Logika demokrasi perwakilan, di mana rakyat menitipkan suaranya kepada para wakilnya, akhir-akhir ini tampaknya tidak berlaku secara normal. Para wakil rakyat cenderung mengupayakan keputusan politik, membuat kebijakan dan berperilaku hanya berdasarkan pada kepentingan partai politik. Sementara itu, partai-partai politik sangat bergantung kepada kepentingan para elit partai dan pihak lain, terutama pemilik kapital.

Sistem dalam demokrasi perwakilan ini terkooptasi. Karena itu, berjalannya pemerintahan, tampaknya tidak terkait dengan kepentingan umum rakyat (volonté générale). Menurut perspektif kritis, keterpanggilan politik praktis, terutama bagi para calon pejabat, bergerak menuju pemenuhan kepentingan elit, bukan memperbaiki hajat hidup rakyat.  

Pilihan yang Sulit

Tentu dalam kondisi di mana demokrasi di tanah air tampaknya berjalan tanpa melibatkan demos, akan sulit menentukan pilihan dalam pemilu nanti. Tapi di antara ketiga calon presiden yang ada, misalnya, semuanya menjanjikan akan bekerja demi rakyat. Meskipun hal ini tampak sebagai hal yang bersifat jargonik ketimbang pembangunan demokrasi yang substantif, hal itu patut diapresiasi.

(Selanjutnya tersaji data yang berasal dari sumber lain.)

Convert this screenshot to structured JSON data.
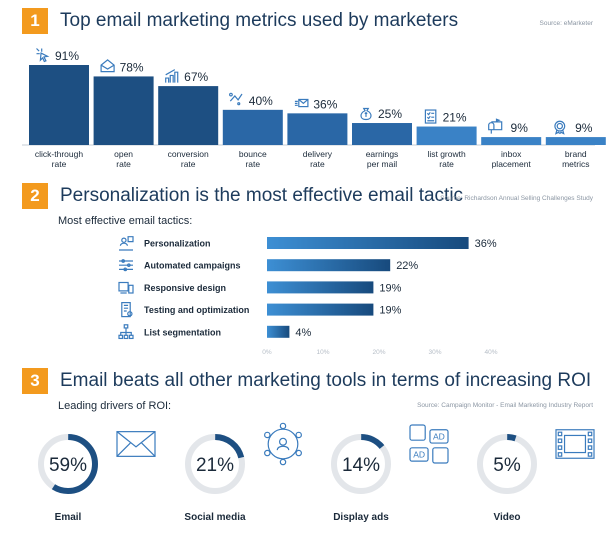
{
  "sections": [
    {
      "number": "1",
      "title": "Top email marketing metrics used by marketers",
      "source": "Source: eMarketer"
    },
    {
      "number": "2",
      "title": "Personalization is the most effective email tactic",
      "source": "Source: Richardson Annual Selling Challenges Study",
      "subtitle": "Most effective email tactics:"
    },
    {
      "number": "3",
      "title": "Email beats all other marketing tools in terms of increasing ROI",
      "source": "Source: Campaign Monitor - Email Marketing Industry Report",
      "subtitle": "Leading drivers of ROI:"
    }
  ],
  "colors": {
    "accent_orange": "#f39a1e",
    "bar_dark": "#1d4f82",
    "bar_light": "#3a86cc",
    "ring_track": "#e3e6ea",
    "ring_fill": "#1d4f82"
  },
  "chart_data": [
    {
      "type": "bar",
      "title": "Top email marketing metrics used by marketers",
      "categories": [
        [
          "click-through",
          "rate"
        ],
        [
          "open",
          "rate"
        ],
        [
          "conversion",
          "rate"
        ],
        [
          "bounce",
          "rate"
        ],
        [
          "delivery",
          "rate"
        ],
        [
          "earnings",
          "per mail"
        ],
        [
          "list growth",
          "rate"
        ],
        [
          "inbox",
          "placement"
        ],
        [
          "brand",
          "metrics"
        ]
      ],
      "values": [
        91,
        78,
        67,
        40,
        36,
        25,
        21,
        9,
        9
      ],
      "value_labels": [
        "91%",
        "78%",
        "67%",
        "40%",
        "36%",
        "25%",
        "21%",
        "9%",
        "9%"
      ],
      "icons": [
        "cursor-click-icon",
        "envelope-open-icon",
        "bar-growth-icon",
        "bounce-icon",
        "delivery-envelope-icon",
        "money-bag-icon",
        "checklist-icon",
        "mailbox-icon",
        "badge-icon"
      ],
      "ylim": [
        0,
        100
      ]
    },
    {
      "type": "bar",
      "orientation": "horizontal",
      "title": "Personalization is the most effective email tactic",
      "categories": [
        "Personalization",
        "Automated campaigns",
        "Responsive design",
        "Testing and optimization",
        "List segmentation"
      ],
      "values": [
        36,
        22,
        19,
        19,
        4
      ],
      "value_labels": [
        "36%",
        "22%",
        "19%",
        "19%",
        "4%"
      ],
      "icons": [
        "personalization-icon",
        "sliders-icon",
        "devices-icon",
        "testing-icon",
        "hierarchy-icon"
      ],
      "xlim": [
        0,
        40
      ],
      "ticks": [
        "0%",
        "10%",
        "20%",
        "30%",
        "40%"
      ]
    },
    {
      "type": "pie",
      "style": "ring",
      "title": "Email beats all other marketing tools in terms of increasing ROI",
      "categories": [
        "Email",
        "Social media",
        "Display ads",
        "Video"
      ],
      "values": [
        59,
        21,
        14,
        5
      ],
      "value_labels": [
        "59%",
        "21%",
        "14%",
        "5%"
      ],
      "icons": [
        "envelope-icon",
        "social-network-icon",
        "display-ads-icon",
        "video-film-icon"
      ]
    }
  ]
}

Baca Juga  NU dan Muhammadiyah: Kadang Mesra, Kadang Renggang

Pasangan calon presiden dan wakil presiden Anies Baswedan dan Muhaimin Iskandar misalnya, berkomitmen untuk memprioritaskan kesejahteraan rakyat dan akan menjamin kebebasan berpikir, berpendapat dan berekspresi. Dengan jargon popular, “Wakanda no more, Indonesia forever”, mereka hendak mengevaluasi perilaku otoritarian dan despotik elit terhadap rakyat yang menyampaikan aspirasi kritisnya. 

Sedangkan Prabowo Subianto dan Gibran Rakabuming, berjanji akan melanjutkan kebijakan pembangunan Presiden Jokowi yang mereka anggap mampu menjaga stabilitas ekonomi dan politik sekaligus. Dengan meningkatkan pembangunan ekonomi makro, mereka berharap akan berdampak pada meningkatnya kesejahteraan rakyat.

Sementara itu, Ganjar Pranowo dan Mahfud MD mencitrakan diri mereka sebagai teknokrat yang siap dan sigap melayani rakyat. Bahkan, slogan politik mereka merupakan simbolisasi dari perilaku bekerja cepat dan tuntas (sat set tas tes) untuk kepentingan rakyat.

Jelas, ketiganya menjanjikan sesuatu yang menguntungkan bagi rakyat. Rakyat adalah “bahasa bersama” bagi para pemain politik praktis yang diekspresikan melalui narasi dan retorika yang berbeda-beda dalam kampanye mereka. Namun, berdasarkan pengalaman yang ada, realisasi janji politik dan kepentingan rakyat yang sebenarnya, dianggap sebagai soal lain.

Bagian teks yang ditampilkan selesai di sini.